The alarm has been sounded because of the environmental and health damage potentially caused by many of the raw materials from which the electronic appliances are made – the reason why, in the first place, the Northern countries try to rid themselves of it by all possible means. In fact, the e-waste contains a collection of hundreds of potentially harmful substances. Among these are lead, mercury, nickel, arsenic, cadmium, and chrome, all of which are known to be carcinogenic and harmful both to the nervous system, especially in the foetal stage and during growth as well as for causing the progressive poisoning of human tissues, starting with the blood.
There are also volatile substances that cause environmental pollution and are seriously harmful to the respiratory system and that is not all. Finally, there are the leachates that penetrate the subsoil and cause the pollution of aquifers and water that is used with no preventive treatment by the population even outside the area surrounding the landfill.

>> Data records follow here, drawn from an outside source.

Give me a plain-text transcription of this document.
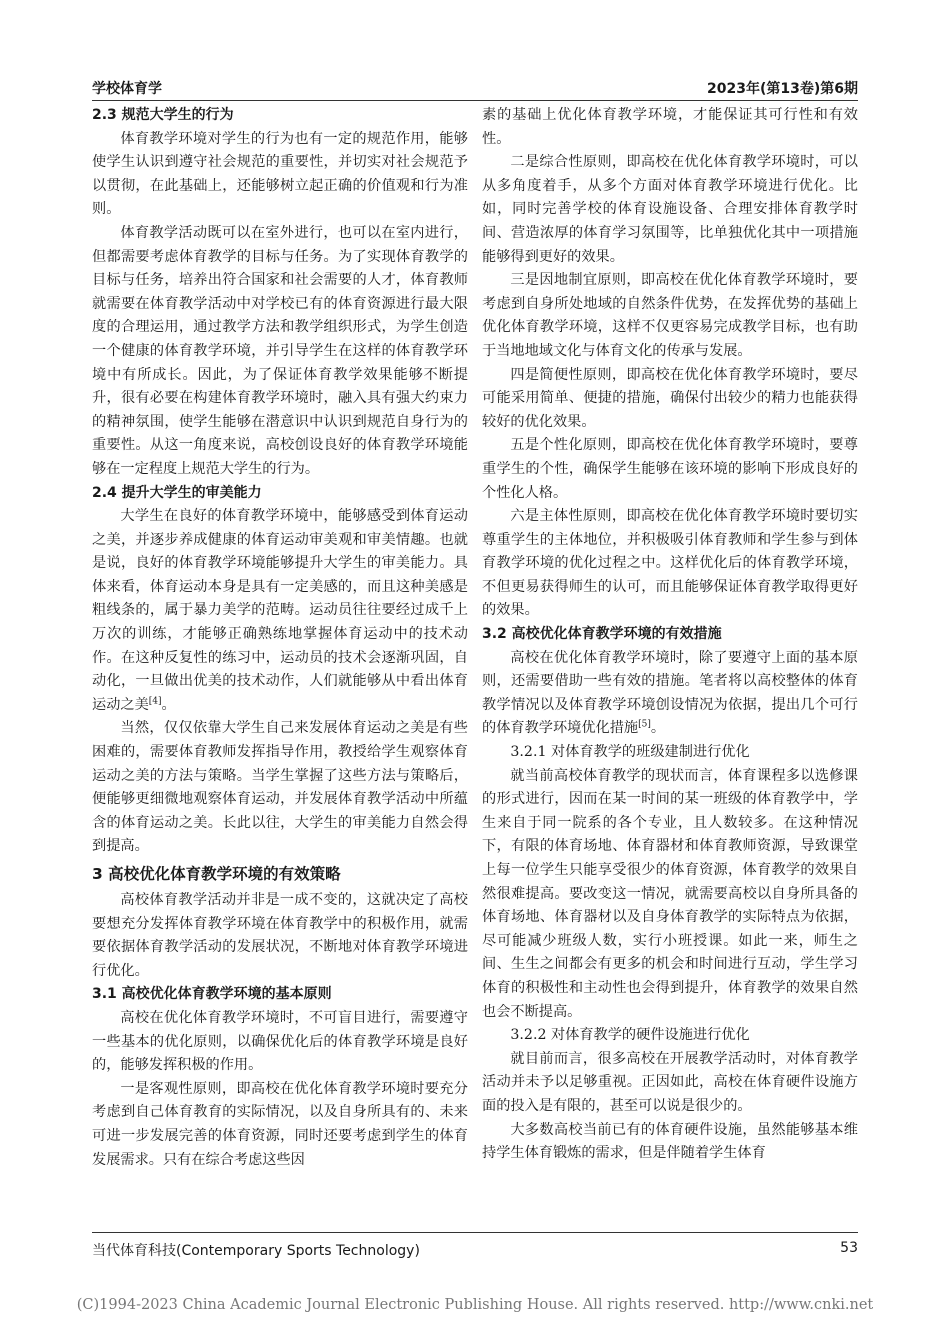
学校体育学	2023年(第13卷)第6期
2.3 规范大学生的行为

体育教学环境对学生的行为也有一定的规范作用，能够使学生认识到遵守社会规范的重要性，并切实对社会规范予以贯彻，在此基础上，还能够树立起正确的价值观和行为准则。

体育教学活动既可以在室外进行，也可以在室内进行，但都需要考虑体育教学的目标与任务。为了实现体育教学的目标与任务，培养出符合国家和社会需要的人才，体育教师就需要在体育教学活动中对学校已有的体育资源进行最大限度的合理运用，通过教学方法和教学组织形式，为学生创造一个健康的体育教学环境，并引导学生在这样的体育教学环境中有所成长。因此，为了保证体育教学效果能够不断提升，很有必要在构建体育教学环境时，融入具有强大约束力的精神氛围，使学生能够在潜意识中认识到规范自身行为的重要性。从这一角度来说，高校创设良好的体育教学环境能够在一定程度上规范大学生的行为。

2.4 提升大学生的审美能力

大学生在良好的体育教学环境中，能够感受到体育运动之美，并逐步养成健康的体育运动审美观和审美情趣。也就是说，良好的体育教学环境能够提升大学生的审美能力。具体来看，体育运动本身是具有一定美感的，而且这种美感是粗线条的，属于暴力美学的范畴。运动员往往要经过成千上万次的训练，才能够正确熟练地掌握体育运动中的技术动作。在这种反复性的练习中，运动员的技术会逐渐巩固，自动化，一旦做出优美的技术动作，人们就能够从中看出体育运动之美[4]。

当然，仅仅依靠大学生自己来发展体育运动之美是有些困难的，需要体育教师发挥指导作用，教授给学生观察体育运动之美的方法与策略。当学生掌握了这些方法与策略后，便能够更细微地观察体育运动，并发展体育教学活动中所蕴含的体育运动之美。长此以往，大学生的审美能力自然会得到提高。

3 高校优化体育教学环境的有效策略

高校体育教学活动并非是一成不变的，这就决定了高校要想充分发挥体育教学环境在体育教学中的积极作用，就需要依据体育教学活动的发展状况，不断地对体育教学环境进行优化。

3.1 高校优化体育教学环境的基本原则

高校在优化体育教学环境时，不可盲目进行，需要遵守一些基本的优化原则，以确保优化后的体育教学环境是良好的，能够发挥积极的作用。

一是客观性原则，即高校在优化体育教学环境时要充分考虑到自己体育教育的实际情况，以及自身所具有的、未来可进一步发展完善的体育资源，同时还要考虑到学生的体育发展需求。只有在综合考虑这些因

素的基础上优化体育教学环境，才能保证其可行性和有效性。

二是综合性原则，即高校在优化体育教学环境时，可以从多角度着手，从多个方面对体育教学环境进行优化。比如，同时完善学校的体育设施设备、合理安排体育教学时间、营造浓厚的体育学习氛围等，比单独优化其中一项措施能够得到更好的效果。

三是因地制宜原则，即高校在优化体育教学环境时，要考虑到自身所处地域的自然条件优势，在发挥优势的基础上优化体育教学环境，这样不仅更容易完成教学目标，也有助于当地地域文化与体育文化的传承与发展。

四是简便性原则，即高校在优化体育教学环境时，要尽可能采用简单、便捷的措施，确保付出较少的精力也能获得较好的优化效果。

五是个性化原则，即高校在优化体育教学环境时，要尊重学生的个性，确保学生能够在该环境的影响下形成良好的个性化人格。

六是主体性原则，即高校在优化体育教学环境时要切实尊重学生的主体地位，并积极吸引体育教师和学生参与到体育教学环境的优化过程之中。这样优化后的体育教学环境，不但更易获得师生的认可，而且能够保证体育教学取得更好的效果。

3.2 高校优化体育教学环境的有效措施

高校在优化体育教学环境时，除了要遵守上面的基本原则，还需要借助一些有效的措施。笔者将以高校整体的体育教学情况以及体育教学环境创设情况为依据，提出几个可行的体育教学环境优化措施[5]。

3.2.1 对体育教学的班级建制进行优化

就当前高校体育教学的现状而言，体育课程多以选修课的形式进行，因而在某一时间的某一班级的体育教学中，学生来自于同一院系的各个专业，且人数较多。在这种情况下，有限的体育场地、体育器材和体育教师资源，导致课堂上每一位学生只能享受很少的体育资源，体育教学的效果自然很难提高。要改变这一情况，就需要高校以自身所具备的体育场地、体育器材以及自身体育教学的实际特点为依据，尽可能减少班级人数，实行小班授课。如此一来，师生之间、生生之间都会有更多的机会和时间进行互动，学生学习体育的积极性和主动性也会得到提升，体育教学的效果自然也会不断提高。

3.2.2 对体育教学的硬件设施进行优化

就目前而言，很多高校在开展教学活动时，对体育教学活动并未予以足够重视。正因如此，高校在体育硬件设施方面的投入是有限的，甚至可以说是很少的。

大多数高校当前已有的体育硬件设施，虽然能够基本维持学生体育锻炼的需求，但是伴随着学生体育

当代体育科技(Contemporary Sports Technology)	53
(C)1994-2023 China Academic Journal Electronic Publishing House. All rights reserved. http://www.cnki.net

Many problems are caused by the informal systems of management of the waste that are normally in daily use in the sector of African informal work. The burning of plastics, from which appliance bodies are made, for example, produces dioxin pollution.
Serious physical harm – burns, wounds, and fractures, often disabling – is also caused by acids and inadequate instruments in an environment that is already dangerous such as that of the landfill where much of the work to recuperate useful components takes place. Children are the most exposed to this danger, especially the thousands of children whose lives are spent recovering raw materials from waste.

Africa has become an important centre for the disposal of electronic waste due to the general lack of adequate legislation, policies, and regulations for the safe handling of waste. In 2019, only 13 of the 54 African countries had such laws. Egypt, for example, did not and it is the largest producer. Besides, experts say that, even where laws and regulations exist, they are rarely enforced.
Similarly, the continental and regional conventions and initiatives regarding the problem have become a dead letter. The Bamako Convention – On the Ban of the Import into Africa and the Control of Transboundary Movement and Management of Hazardous Wastes within Africa – which goes back as far as 1991, was very clear about the issue but it did not help to avoid the harm derived from it.

The same applies to the numerous seminars organised on the theme by EACO, The East Africa Communication Organization. Experts actually believe that electronic waste is one of the major causes of pollution and damage to health in the continent.
Electronic waste is also a source of wealth and is a growing work centre. The recovery of raw materials from waste is not economical in the northern countries of the world due to high labour costs but is very attractive in Africa where it exists largely in the informal sector with no guarantees either of remuneration or security.
Experts calculate that, in 2019, the value of raw materials recovered from electronic waste amounted to around 3.2 billion dollars. The recovery of the raw material and its marketing, apart from the recycling of reusable appliances, provides work for tens of thousands of people in Africa.There are between 4,500 and 6,000 people working directly in the Ghanaian landfill at Agbogbloshie; at least a further 1,500 work recovering materials, and 200,000 work in recycling activities. According to the estimates of experts in the sector, the country earns from 105 to 268 million dollars annually in this way.
Precious raw materials cannot be recuperated, and such significant earnings cannot be made to the detriment of the health of the population and the well-being of the environment.